L'autostoppista russa

di
genere
etero

Era fine luglio, faceva un caldo insopportabile e io non vedevo l'ora di raggiungere mia moglie e mia figlia al mare. Dopo aver sistemato le ultime cose in ufficio, uscii ed andai di corsa a casa a caricare i bagagli, quindi mi misi subito in viaggio per raggiungere Gallipoli, in Puglia, dove il resto della mia famiglia si trovava già da quasi una settimana.
Man mano che mi avvicinavo all'ingresso dell'Autostrada, il traffico si intensificava sempre di più, e già cominciavano a manifestarsi i primi accenni di coda. «Ma porca di quella maiala…!» imprecai. «…Ma perché?! Perché nessuno fa più le partenze intelligenti, e invece fanno tutti le partenze deficienti?!!». Purtroppo, però, recriminare non servì a nulla, se non a farmi salire il nervoso. A ciò si aggiunga che il condizionatore aveva qualche problema, soprattutto quando si stava fermi in coda… così, per evitare di soffocare dal caldo, abbassai il finestrino, sia dal lato guida che dal lato passeggero.
Alzai un poco il volume della radio, per distrarmi un po', e presi ad avanzare con il ritmo «a scatti» della coda.

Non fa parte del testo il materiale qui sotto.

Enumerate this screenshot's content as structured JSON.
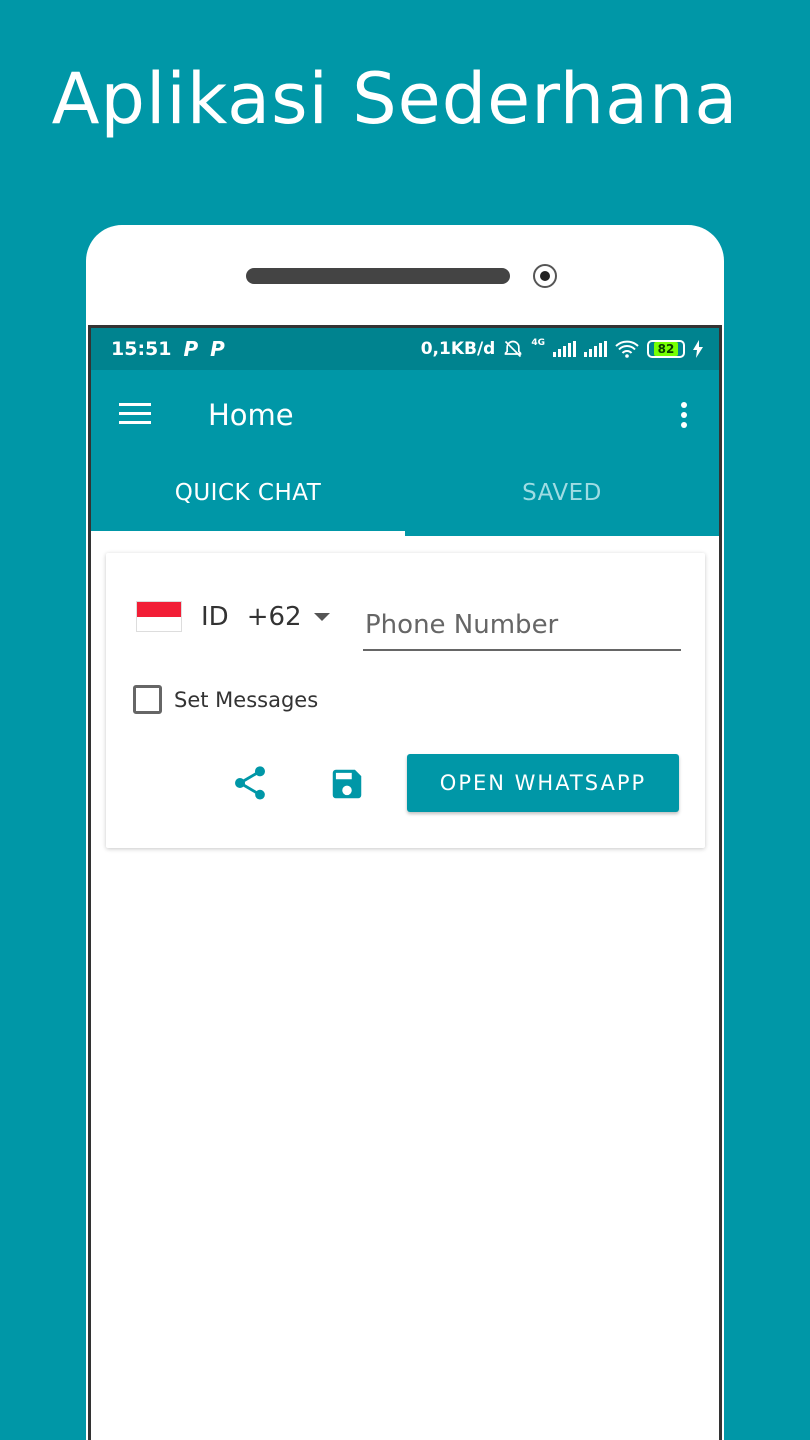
{
  "headline": "Aplikasi Sederhana",
  "status_bar": {
    "time": "15:51",
    "left_icons": [
      "P",
      "P"
    ],
    "data_usage": "0,1KB/d",
    "network_label": "4G",
    "battery": "82"
  },
  "appbar": {
    "title": "Home",
    "menu_icon": "hamburger-menu-icon",
    "overflow_icon": "more-vert-icon"
  },
  "tabs": [
    {
      "label": "QUICK CHAT",
      "active": true
    },
    {
      "label": "SAVED",
      "active": false
    }
  ],
  "form": {
    "country_code": "ID",
    "dial_code": "+62",
    "phone_placeholder": "Phone Number",
    "phone_value": "",
    "set_messages_label": "Set Messages",
    "set_messages_checked": false,
    "open_button_label": "OPEN WHATSAPP"
  },
  "colors": {
    "accent": "#0097a7",
    "status_bar": "#00838f",
    "flag_red": "#f21e36"
  }
}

Ero giunto quasi alla barriera, quando mi sentii toccare il braccio che sporgeva dal finestrino…! Feci un sobbalzo, temendo che si trattasse di qualche venditore ambulante, o peggio, di qualche scippatore… poi mi voltai, e la vidi. Era giovanissima, con i capelli castano chiari, una maglietta aderente al suo corpo snello ed un paio di pantaloncini di jeans.
"Tu dà me un passaggio, pazhàluyste?" mi chiese, in un italiano un po' forzato, dall'evidente accento russo o giù di lì.
"Guarda, io vado giù fino in Puglia, non esco dall'autostrada…" risposi pensando di scoraggiarla, e sperando che capisse quello che dicevo.
"Kharashò…" rispose lei, guardandomi con aria speranzosa.
Dietro di me sentivo i clacson iniziare a suonare, dato che la fila era avanzata ma io stavo bloccando la strada.
"Va bene, sali… ma fai in fretta" le dissi innestando la marcia.
"Balshoy spasìba! Grazie!" lei disse entusiasta. Raccolse lo zaino e saltò in macchina di corsa, ed io ripartii subito dopo.

Pochi minuti dopo eravamo finalmente in autostrada. Tra me che ero impegnato a cercare di districarmi tra il grosso del traffico, e lei che, aperto lo zaino ne tirò fuori un libro e si mise a leggere, per molto tempo fu soltanto la radio a scacciare il silenzio dentro la macchina.
Non appena il traffico si diradò, decisi di rompere il ghiaccio. In fondo era un viaggio lungo, e senza fare almeno due chiacchiere sarebbe stato decisamente più imbarazzante di quanto già fosse.
"Dove stai andando?" le chiesi.
Lei interruppe la lettura.
"Dove tu va…!?" mi rispose.
"Molto lontano… a Gallipoli, nel Salento" le risposi.
"Dove, Salento? È bel posto?" mi domandò ancora ed io annuii, cercando di spiegarle dove si trovasse. Lei sorrise. "Allora anche io va Gallipoli…!" disse, sollevando le spalle come per significare che non era una scelta importante.
"Bene… in questo caso però dovrai scendere dalla macchina prima che arriviamo… a Gallipoli ho mia moglie che mi aspetta, e potrebbe avere strane idee…" ridacchiai.
"Moglie…? Strane idee…??" disse, senza capire. Le mostrai la fede al dito, e solo allora annuì, facendo cenno di aver compreso. "Allora tu casanova? Tvoya zhena gelosa?" mi disse. Ridemmo insieme.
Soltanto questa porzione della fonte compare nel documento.